One matter which is important to highlight is the effect these recommendations would have on the capacity of our public acute hospitals. We believe that the vast majority of patients being treated privately in public hospitals will become public patients under our future arrangements. This is because they are in a public hospital as emergency patients or they require complex care or multidisciplinary services, or maternity services where there is no equivalent services provided within easy reach in the private sector.
In our report, we also advised the Department of Health should examine the clinical indemnity scheme to ensure that there is a level playing field in relation to the clinical indemnity between private work carried out in public and private hospitals. This would address the situation where consultants conducting private work in public hospitals currently do not have to make any contribution towards their indemnity insurance for their private work. We have been careful to develop our recommendations in a way that ensures there is no shock to the system. While the policy change can be commenced quickly, the effects will happen incremental over time. While it will take ten years to fully remove private activity, significant progress can be made relatively quickly.
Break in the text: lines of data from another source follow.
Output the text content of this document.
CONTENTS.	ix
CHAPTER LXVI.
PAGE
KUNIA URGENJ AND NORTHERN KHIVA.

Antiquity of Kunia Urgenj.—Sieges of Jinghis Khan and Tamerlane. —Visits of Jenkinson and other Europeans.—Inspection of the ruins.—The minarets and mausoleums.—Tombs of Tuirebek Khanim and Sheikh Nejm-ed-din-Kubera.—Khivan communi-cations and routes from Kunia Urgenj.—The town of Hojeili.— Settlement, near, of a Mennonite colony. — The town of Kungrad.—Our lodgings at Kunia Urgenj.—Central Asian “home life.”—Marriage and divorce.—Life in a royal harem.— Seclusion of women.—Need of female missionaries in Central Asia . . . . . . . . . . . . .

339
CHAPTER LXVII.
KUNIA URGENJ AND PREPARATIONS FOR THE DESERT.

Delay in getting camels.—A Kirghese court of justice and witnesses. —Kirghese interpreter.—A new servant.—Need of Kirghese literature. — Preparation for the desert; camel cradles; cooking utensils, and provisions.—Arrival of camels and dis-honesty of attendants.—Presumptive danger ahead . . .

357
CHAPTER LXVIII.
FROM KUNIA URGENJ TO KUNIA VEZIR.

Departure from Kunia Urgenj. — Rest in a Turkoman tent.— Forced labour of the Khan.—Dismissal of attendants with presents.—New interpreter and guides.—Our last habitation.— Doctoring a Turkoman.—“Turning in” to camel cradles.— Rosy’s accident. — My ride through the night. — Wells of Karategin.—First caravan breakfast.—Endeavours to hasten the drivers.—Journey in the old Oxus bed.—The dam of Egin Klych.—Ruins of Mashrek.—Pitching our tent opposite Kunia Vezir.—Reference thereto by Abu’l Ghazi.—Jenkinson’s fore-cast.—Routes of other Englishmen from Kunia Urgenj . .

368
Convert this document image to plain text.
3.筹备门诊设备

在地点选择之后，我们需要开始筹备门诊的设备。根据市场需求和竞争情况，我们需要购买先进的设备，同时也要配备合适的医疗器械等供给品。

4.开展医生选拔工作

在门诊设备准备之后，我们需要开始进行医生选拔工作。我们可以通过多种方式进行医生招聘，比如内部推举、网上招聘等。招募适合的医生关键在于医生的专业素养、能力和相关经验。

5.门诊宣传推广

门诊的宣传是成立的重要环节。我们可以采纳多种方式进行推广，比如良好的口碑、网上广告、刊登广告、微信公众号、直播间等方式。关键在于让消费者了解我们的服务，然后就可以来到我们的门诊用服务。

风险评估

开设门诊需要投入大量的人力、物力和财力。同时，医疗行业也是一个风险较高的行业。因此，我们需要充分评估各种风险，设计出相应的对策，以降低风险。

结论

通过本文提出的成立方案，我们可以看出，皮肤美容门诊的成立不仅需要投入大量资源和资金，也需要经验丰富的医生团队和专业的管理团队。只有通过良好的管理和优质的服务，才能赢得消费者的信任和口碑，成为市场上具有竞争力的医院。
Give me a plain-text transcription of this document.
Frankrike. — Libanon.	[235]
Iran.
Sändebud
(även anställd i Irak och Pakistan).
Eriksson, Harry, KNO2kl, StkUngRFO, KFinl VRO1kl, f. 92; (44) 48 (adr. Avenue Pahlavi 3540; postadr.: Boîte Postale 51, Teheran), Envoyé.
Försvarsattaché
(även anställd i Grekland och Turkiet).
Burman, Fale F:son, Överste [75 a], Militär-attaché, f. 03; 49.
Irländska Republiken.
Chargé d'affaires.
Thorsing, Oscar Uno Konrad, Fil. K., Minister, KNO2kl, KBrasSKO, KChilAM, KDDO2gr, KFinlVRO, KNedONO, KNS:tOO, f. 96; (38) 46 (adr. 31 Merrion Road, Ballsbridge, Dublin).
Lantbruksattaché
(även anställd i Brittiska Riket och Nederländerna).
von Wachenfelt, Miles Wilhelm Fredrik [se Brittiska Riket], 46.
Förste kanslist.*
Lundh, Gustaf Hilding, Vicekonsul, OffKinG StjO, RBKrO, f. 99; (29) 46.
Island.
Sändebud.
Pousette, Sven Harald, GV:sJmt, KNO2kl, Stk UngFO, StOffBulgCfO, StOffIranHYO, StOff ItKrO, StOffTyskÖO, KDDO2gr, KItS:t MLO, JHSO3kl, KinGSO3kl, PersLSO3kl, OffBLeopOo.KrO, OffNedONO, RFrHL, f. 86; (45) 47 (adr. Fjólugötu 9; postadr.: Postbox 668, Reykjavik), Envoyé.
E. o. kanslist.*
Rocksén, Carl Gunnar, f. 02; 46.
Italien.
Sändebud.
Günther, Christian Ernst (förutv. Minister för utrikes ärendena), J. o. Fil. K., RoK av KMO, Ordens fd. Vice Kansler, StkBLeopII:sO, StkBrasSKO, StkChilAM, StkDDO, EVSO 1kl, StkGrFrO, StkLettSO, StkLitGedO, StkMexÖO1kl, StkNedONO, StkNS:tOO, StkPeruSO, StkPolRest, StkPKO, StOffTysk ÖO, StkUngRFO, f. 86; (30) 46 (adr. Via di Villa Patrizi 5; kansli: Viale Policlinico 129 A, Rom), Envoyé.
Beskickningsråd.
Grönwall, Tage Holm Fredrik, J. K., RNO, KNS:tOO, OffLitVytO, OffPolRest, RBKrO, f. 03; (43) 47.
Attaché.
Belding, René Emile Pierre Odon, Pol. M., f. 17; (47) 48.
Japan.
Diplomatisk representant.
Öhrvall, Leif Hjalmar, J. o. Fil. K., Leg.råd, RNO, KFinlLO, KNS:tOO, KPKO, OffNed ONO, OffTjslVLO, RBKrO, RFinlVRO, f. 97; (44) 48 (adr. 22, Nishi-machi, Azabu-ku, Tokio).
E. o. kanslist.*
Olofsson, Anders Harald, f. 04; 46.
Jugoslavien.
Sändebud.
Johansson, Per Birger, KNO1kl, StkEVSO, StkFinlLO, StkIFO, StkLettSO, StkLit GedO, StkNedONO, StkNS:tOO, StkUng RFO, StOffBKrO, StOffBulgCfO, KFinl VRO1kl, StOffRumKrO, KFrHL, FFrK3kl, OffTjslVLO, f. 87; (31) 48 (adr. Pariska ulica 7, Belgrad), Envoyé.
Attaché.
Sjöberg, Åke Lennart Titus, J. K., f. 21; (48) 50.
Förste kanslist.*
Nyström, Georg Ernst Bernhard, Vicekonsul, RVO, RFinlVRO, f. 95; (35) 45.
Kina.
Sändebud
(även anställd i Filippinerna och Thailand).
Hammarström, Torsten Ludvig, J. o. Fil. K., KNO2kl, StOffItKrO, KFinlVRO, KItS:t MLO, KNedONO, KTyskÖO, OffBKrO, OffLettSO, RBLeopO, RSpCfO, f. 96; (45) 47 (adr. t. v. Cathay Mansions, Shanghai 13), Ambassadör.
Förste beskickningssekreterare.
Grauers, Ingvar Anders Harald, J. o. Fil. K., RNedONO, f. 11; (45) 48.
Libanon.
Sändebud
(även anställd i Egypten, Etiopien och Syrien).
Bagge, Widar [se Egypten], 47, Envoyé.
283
Also, implementing these recommendations over the lifetime of the Sláintecare programme makes it more affordable and ensures that they happen in parallel with improved care models, better availability of diagnostics, and improvements in primary and community care that will be necessary to ensure the successful implementation of the proposal.
There will be little immediate effect for those who rely on private health insurance. People will still be able to use their insurance should they wish to, but over time, our public hospital system will be better able to provide services for all public patients, and people will have less need to take out health insurance. People will still be able to access services in private hospitals with their private health insurance should they wish. Our recommendations represent a significant part of the Sláintecare programme of reform and map out a small number of policy actions which can be taken which would see the change implemented progressively in parallel with the wider health service improvements already under way in Sláintecare. The costs are phased in a way that makes the change affordable. Thank you, Chairman.